Director Adam Shankman and the producing team behind RuPaul’s Drag Race pack Stop! That! Train! with stars; whether you’re a fan of the competition show or not, you’ll recognize plenty of familiar faces. Sarah Michelle Gellar plays a famous actress, Brian Jordan Alvarez plays a hunky conductor, and Matt Rogers is President Gagwell’s press secretary, plus you get Charo, Guy Branum, June Diane Raphael, Raven-Symoné, and more appearing in small roles. Yet, unsurprisingly, Stop! That! Train! is probably going to be most enjoyable for devoted viewers of RuPaul’s Drag Race or those who are watching after imbibing too many mimosas at a drag brunch.

It should be enjoyably silly, but instead this drag comedy drags; its 95-minute running time feels like it lasts roughly the length of a cross-country train trip. I wanted to be gagged by every gag, but most of its lines don’t even merit a polite chuckle. There’s the inevitable blooper reel that lasts the entirety of the credits, plus the most useless post-credits scene since whatever Marvel’s last movie was. The special effects are so bad that they have people accusing the filmmakers of using AI slop, but they’re mostly just cheap and poorly executed, even for an indie film. Shankman has made a lot of terrible studio movies (Rock of Ages is a particularly low point), but the script from Christina Friel and Connor Wright might be the real culprit for why this is so unbearable. The press notes say that no one in the cast felt the need to improvise, but maybe they should have? Most of the actors are really funny elsewhere, but there’s just not much they can do with what they’re given.
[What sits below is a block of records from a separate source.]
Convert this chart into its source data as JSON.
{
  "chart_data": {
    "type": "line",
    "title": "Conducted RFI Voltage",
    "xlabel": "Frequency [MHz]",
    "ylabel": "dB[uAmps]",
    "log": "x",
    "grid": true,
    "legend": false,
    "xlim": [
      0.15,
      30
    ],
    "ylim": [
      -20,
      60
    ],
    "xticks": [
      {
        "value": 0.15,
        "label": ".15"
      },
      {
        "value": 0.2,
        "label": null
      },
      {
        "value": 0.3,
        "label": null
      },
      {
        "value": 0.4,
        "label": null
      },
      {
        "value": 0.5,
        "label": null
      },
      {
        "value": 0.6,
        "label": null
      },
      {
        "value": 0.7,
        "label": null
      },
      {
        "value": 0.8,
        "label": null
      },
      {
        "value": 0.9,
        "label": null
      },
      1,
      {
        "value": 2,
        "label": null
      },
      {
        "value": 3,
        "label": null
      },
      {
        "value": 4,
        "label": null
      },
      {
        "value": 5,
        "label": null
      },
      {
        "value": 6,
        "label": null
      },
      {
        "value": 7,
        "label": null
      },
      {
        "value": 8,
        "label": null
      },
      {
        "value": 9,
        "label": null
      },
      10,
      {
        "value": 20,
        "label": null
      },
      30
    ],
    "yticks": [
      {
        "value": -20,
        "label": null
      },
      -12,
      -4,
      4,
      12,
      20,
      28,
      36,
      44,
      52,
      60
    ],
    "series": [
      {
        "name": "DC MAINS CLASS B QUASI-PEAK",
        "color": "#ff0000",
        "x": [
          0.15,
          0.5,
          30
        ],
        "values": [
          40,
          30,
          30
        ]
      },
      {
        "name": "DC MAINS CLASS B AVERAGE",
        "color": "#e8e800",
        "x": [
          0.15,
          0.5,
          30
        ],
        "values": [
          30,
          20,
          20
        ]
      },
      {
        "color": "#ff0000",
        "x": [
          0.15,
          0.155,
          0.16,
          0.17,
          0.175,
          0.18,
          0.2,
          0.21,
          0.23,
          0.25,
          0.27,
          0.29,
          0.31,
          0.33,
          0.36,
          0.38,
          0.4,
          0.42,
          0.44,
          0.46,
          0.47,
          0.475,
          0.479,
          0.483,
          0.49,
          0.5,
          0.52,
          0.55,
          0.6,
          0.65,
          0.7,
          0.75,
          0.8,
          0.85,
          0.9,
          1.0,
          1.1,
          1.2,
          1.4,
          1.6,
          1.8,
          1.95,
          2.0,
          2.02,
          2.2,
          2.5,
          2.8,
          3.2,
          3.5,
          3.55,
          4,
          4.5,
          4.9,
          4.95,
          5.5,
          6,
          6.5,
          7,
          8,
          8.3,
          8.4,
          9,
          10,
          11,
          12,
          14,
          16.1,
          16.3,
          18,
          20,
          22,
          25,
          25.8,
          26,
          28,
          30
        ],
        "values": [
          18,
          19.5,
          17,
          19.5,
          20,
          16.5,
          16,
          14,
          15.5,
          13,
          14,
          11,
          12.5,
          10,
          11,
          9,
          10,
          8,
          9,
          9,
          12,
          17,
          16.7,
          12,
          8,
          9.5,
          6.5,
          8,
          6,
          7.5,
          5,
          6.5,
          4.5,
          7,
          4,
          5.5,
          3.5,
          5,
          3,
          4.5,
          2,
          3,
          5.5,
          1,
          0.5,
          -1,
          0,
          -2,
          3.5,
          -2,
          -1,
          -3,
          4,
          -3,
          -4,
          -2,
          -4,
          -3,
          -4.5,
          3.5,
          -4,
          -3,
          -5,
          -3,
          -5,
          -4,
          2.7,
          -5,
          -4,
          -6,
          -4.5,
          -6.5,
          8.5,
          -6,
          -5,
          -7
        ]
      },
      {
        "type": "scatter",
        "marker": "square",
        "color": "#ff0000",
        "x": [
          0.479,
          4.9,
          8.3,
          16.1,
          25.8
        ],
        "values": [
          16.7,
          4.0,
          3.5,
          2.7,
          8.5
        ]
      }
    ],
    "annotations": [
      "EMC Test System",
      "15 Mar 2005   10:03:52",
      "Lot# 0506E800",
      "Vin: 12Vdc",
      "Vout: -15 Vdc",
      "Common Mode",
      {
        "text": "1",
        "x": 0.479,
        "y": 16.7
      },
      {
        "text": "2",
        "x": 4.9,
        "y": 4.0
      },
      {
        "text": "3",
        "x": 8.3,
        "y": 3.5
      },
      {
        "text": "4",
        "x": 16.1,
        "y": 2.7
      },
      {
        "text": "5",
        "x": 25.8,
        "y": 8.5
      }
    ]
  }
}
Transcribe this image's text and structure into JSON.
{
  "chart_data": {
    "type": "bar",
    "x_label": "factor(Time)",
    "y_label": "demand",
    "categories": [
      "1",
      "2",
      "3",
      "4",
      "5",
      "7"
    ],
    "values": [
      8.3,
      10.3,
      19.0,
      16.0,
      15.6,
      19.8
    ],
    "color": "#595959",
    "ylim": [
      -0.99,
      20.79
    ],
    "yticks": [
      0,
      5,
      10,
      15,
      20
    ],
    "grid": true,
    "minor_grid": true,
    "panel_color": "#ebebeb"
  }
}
Yet for all its flaws, Stop! That! Train! generally has its heart in the right place (other than when it uses a fat girl eating a tub of cottage cheese as shorthand for Stank Rail’s shitty state). At a time when drag queens are inexplicably under attack by the right, they aren’t the targets of the humor in Stop! That! Train! (The butt of the jokes are mostly straight white women, which is a fate we have certainly earned.) Instead, it’s so great to see queer joy on screen without an ounce of seriousness in a time that is tough for the community, but I just wish the movie itself had evoked more of that emotion in the audience.
D+
“Stop! That! Train!” is in theaters Friday.